How not to interview software engineers
- Don’t ask them to do an overly time-consuming assignment, unless you’re going to pay them. If they need to spend more than a couple of hours and you expect the solution to ship a full suite of tests, you’re doing it wrong.
- Live-coding is fine, but tell them in advance. Some people get very stressed during those interviews, so make sure they can prepare, technically and emotionally (also they may need a drink or seven, which I think is totally fine).
- Don’t make the live-coding or any technical interview into a dick contest. It’s meant to test your candidate’s coding and thinking, and to be a discussion about technology, programming, and software design. You’re not there to prove the interviewee wrong or to show them who’s smarter.
- To that point, try not to make it about a particular programming language or a particular technology. Make it generic, skills are transferrable. (There are exceptions of course).
- Don’t come to the interview unprepared. Have a plan for what you expect from that interview and, ideally, tell it to the interviewee.
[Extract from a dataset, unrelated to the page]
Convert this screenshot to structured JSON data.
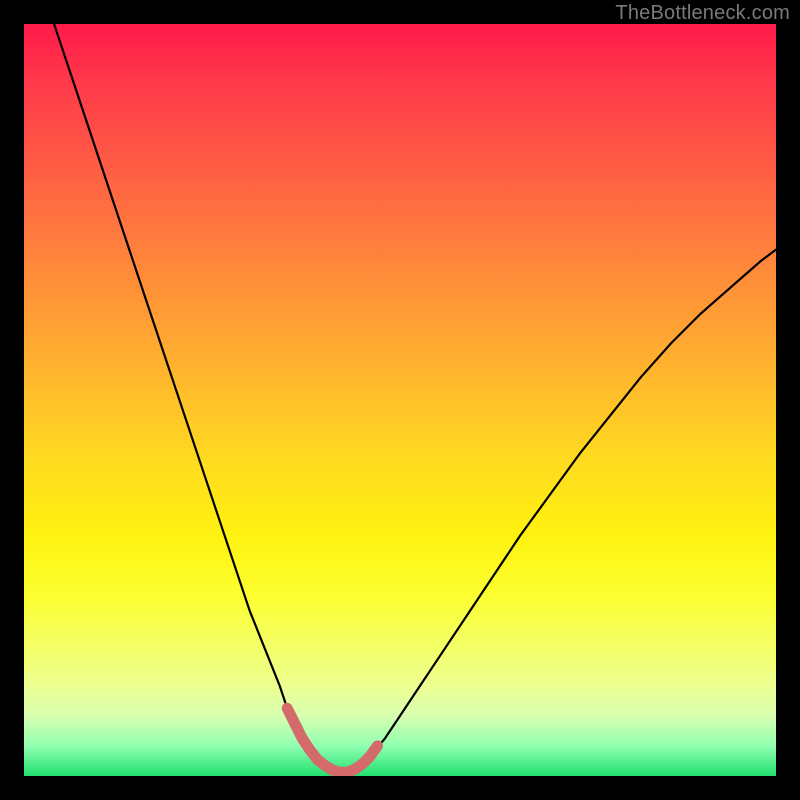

See? Not that hard, or at least it shouldn’t be. It’s unbelievable that only few companies are able to heed to that advice. Remember that if you’re a software engineer involved in recruitment, you have a say about the design and execution of this process.
Be an agent of change! 🙌
Yes, I’ve been interviewing recently. I went through many interviews. I am astounded how many companies fail miserably at recruiting.